Local Muslims, some of whom attend the Islamic Center of Albany on Broad Avenue, condemn the Sept. 11, 2001, attacks.
ALBANY — As the 10th anniversary of the terrorist attack on the World Trade Center arrives, local Muslims discussed their love of America.
“I love this country and I will do anything to make this country safe and successful,” said Imam Okasha of the Islamic Center of Albany. “I will fight against anyone who wants to hurt my country or its people. I see what we have in this country and I want to make sure we are all safe.”
Roughly 60 Muslim victims — cooks, businessmen, emergency responders and a New York City police officer — were killed in the attack, the New York Times reported.
Muslims in Albany found it repulsive that lives were lost, no matter the religion, national background or occupation of the victims.
“It is not Islam to kill innocent people,” said Qaiser Ahsan, an Albany resident and businessman. “It was a sad, sad day for American Muslims living in the United States. It was a sad day for all humanity.”
The sadness came from the loss of life, Okasha said. It also came because a small, insane group would be thought of as representing the real Islam, he added.

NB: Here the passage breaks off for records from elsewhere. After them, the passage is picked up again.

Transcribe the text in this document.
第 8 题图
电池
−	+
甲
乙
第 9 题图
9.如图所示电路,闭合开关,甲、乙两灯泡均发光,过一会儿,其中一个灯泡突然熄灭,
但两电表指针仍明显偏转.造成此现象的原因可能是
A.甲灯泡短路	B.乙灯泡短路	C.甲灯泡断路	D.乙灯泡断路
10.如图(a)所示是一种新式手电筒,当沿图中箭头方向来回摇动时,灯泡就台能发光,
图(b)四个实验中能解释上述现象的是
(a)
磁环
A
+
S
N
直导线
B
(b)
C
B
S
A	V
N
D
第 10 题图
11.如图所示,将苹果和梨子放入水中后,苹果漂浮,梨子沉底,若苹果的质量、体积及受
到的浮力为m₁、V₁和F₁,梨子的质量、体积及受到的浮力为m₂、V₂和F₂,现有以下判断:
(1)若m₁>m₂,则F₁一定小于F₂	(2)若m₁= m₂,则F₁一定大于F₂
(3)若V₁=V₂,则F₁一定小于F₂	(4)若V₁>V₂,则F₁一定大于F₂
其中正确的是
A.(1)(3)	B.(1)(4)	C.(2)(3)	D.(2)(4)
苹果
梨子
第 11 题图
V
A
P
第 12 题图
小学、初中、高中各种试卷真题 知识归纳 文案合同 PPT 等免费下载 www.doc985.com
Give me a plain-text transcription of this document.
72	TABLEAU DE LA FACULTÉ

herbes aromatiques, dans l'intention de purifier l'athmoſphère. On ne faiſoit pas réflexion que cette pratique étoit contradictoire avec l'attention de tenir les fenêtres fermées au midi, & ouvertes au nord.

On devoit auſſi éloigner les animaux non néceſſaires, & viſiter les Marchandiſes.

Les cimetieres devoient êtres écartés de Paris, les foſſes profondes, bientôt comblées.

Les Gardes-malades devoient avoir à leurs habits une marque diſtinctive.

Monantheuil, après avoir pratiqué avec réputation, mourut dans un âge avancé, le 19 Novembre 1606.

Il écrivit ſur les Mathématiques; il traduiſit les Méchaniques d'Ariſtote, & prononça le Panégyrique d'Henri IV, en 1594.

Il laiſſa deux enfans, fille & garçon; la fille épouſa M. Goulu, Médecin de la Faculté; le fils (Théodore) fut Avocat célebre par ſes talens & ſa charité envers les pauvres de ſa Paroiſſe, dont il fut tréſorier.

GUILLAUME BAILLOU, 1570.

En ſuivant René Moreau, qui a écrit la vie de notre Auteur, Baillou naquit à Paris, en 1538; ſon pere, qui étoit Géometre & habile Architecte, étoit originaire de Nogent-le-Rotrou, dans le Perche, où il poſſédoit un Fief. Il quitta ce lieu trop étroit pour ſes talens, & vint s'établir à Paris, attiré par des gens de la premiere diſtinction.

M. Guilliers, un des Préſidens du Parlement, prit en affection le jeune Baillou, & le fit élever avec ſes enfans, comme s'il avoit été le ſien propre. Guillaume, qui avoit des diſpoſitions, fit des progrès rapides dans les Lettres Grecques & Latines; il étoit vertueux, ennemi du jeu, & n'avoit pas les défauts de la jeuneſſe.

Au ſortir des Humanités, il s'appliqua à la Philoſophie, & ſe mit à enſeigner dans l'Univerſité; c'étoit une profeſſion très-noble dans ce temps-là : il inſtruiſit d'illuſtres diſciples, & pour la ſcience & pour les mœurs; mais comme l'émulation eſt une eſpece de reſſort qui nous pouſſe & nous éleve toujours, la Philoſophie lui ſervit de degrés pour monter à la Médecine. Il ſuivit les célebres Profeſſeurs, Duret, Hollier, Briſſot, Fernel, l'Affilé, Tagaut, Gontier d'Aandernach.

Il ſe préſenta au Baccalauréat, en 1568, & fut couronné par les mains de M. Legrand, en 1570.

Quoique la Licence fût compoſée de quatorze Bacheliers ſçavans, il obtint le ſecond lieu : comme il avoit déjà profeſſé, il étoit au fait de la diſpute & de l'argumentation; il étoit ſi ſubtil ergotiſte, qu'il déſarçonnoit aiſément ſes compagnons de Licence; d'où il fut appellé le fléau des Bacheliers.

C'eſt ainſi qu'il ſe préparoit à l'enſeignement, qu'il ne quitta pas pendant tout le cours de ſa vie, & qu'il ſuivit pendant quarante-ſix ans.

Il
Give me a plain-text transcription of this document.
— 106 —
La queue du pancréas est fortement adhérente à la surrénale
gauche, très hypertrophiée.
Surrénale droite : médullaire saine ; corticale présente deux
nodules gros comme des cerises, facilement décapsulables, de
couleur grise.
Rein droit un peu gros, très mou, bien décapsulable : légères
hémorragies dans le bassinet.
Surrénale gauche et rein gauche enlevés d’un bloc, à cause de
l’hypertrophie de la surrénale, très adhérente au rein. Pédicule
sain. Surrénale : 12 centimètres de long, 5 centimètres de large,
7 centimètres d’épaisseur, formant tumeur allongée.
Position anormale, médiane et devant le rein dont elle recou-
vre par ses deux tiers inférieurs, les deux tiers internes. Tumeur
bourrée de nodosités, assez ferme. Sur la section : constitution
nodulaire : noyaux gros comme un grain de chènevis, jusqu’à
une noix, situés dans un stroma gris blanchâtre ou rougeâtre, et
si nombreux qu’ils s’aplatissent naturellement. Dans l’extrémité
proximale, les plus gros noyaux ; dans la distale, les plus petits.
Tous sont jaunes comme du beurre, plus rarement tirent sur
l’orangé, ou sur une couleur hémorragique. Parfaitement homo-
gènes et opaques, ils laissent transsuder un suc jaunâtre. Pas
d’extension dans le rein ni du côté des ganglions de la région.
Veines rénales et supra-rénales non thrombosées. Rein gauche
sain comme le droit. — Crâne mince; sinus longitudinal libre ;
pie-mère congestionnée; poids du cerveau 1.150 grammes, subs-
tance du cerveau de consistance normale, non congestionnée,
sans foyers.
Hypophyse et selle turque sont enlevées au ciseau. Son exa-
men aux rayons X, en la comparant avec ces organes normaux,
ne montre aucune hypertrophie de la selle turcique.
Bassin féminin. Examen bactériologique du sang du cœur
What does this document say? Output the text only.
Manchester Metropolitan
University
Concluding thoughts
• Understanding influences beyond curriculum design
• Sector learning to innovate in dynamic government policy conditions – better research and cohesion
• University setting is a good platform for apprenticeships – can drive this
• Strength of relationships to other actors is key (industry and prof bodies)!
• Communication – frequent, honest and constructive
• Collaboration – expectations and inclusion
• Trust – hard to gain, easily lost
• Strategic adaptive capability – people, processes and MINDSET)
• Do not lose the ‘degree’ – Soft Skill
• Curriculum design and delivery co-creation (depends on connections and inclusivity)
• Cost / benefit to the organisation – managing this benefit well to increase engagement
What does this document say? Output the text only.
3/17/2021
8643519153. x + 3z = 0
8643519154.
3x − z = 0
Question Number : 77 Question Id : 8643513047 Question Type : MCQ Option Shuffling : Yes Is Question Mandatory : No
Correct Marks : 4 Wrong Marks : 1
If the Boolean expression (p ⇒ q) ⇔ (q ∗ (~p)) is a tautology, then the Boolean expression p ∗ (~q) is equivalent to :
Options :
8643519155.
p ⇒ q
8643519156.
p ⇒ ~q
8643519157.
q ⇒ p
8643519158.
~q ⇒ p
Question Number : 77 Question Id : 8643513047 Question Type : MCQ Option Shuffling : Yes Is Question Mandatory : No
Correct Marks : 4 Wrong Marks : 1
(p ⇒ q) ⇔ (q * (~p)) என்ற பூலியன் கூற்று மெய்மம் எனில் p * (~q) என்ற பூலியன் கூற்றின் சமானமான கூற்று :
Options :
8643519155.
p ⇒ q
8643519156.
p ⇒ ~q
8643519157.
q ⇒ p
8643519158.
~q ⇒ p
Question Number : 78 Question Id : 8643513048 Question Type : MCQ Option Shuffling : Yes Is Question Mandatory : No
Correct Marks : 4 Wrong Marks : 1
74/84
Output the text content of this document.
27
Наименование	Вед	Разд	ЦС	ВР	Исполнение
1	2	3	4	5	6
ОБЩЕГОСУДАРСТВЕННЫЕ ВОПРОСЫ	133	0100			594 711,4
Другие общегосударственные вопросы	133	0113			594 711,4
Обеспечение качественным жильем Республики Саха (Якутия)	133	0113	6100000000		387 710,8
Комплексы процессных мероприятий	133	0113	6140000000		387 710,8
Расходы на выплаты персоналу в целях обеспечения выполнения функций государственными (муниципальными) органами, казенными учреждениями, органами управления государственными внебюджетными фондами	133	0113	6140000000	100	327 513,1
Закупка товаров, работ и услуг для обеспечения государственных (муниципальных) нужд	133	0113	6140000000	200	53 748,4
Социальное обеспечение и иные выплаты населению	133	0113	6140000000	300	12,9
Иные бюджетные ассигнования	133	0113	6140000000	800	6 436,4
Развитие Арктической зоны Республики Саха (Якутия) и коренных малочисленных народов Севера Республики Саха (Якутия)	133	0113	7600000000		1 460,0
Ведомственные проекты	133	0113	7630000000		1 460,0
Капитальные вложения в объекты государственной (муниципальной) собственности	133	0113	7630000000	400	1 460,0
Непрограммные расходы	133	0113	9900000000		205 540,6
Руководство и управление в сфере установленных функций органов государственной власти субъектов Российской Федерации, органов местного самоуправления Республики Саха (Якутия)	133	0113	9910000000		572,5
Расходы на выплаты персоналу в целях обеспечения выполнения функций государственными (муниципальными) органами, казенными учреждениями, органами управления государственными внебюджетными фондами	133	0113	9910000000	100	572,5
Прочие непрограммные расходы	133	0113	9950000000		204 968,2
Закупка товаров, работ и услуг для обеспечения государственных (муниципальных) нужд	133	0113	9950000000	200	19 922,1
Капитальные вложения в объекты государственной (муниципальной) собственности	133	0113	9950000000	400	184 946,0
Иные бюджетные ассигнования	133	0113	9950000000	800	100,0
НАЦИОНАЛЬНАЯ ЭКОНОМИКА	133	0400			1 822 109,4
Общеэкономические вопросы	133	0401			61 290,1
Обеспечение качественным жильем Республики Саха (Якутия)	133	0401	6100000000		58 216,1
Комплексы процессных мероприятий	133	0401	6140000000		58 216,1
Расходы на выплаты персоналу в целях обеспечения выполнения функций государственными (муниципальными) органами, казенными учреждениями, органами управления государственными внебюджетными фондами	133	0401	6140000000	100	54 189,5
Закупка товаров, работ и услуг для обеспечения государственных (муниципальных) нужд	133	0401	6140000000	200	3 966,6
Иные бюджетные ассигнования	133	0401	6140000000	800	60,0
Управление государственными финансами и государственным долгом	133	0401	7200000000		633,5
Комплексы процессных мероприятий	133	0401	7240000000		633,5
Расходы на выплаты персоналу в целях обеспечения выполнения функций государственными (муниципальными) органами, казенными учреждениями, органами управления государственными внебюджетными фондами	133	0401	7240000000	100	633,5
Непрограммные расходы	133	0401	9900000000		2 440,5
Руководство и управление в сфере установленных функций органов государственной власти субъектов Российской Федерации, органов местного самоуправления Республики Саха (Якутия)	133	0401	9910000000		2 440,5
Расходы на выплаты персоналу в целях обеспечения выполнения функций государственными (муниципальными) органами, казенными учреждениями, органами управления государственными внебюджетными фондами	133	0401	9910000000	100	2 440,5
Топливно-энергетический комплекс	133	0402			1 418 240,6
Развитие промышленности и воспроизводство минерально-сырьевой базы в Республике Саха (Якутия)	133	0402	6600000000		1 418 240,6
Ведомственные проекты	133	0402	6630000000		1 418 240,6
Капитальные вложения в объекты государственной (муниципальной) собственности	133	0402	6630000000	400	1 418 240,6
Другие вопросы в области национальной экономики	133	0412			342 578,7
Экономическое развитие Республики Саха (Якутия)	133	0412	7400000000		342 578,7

“The terrorists are a small minority, crazy dudes,” Okasha said. “They probably hate us good Muslims as well.”
Imam Salahuddin Hanif, of the Albany Masjid of Al-Islam, on the 800 block of Highland Avenue, agreed.
“Extremism of any sort is bad. It was a sad day,” Hanif said. “In Islam suicide is forbidden. It is like they are going against everything in the Koran that they say they are defending.”
Sunel Merchant, a Muslim who owns the Philly Connection in Albany, said he was working in the World Trade Center on 9/11 and escaped. He also characterized the terrorists as not real Muslims and insane.
“The terrorists are not of Islam,” Merchant said. “They are crazy people.”
Okasha said that as a Muslim in America for 35 years he loves democracy and the freedom of religion afforded everyone here.
“We live here and we love this country,” Okasha said. “When 9/11 happened, we had some nice people call us — Christian people — and ask us if we needed help.”
Okasha’s group at the center on the 1300 block of Broad Avenue makes contributions to groups such as the Red Cross and Christian groups helping those in need. As part of the community, that is what Okasha and his fellow Muslims do, he said.
“It is our way to pray for people in the world and peace,” Okasha said. “It is about humanity. We are obliged to help those less well off. To do good benefits you with God.”
The Muslims in the community reflected the reporting in the September issue of Smithsonian magazine on Islam in the world.
“Today al-Qaida is as significant to the Islamic world as the Ku Klux Klan is to the Americans — not much at all,” said Ghada Shahbender, an Egyptian activist. “They are violent, ugly, operate underground and are unacceptable to the majority of Muslims. They exist, but they are freaks.”
Several phone calls for comment were made to Albany Masjid of Al-Islam, but no return calls were received.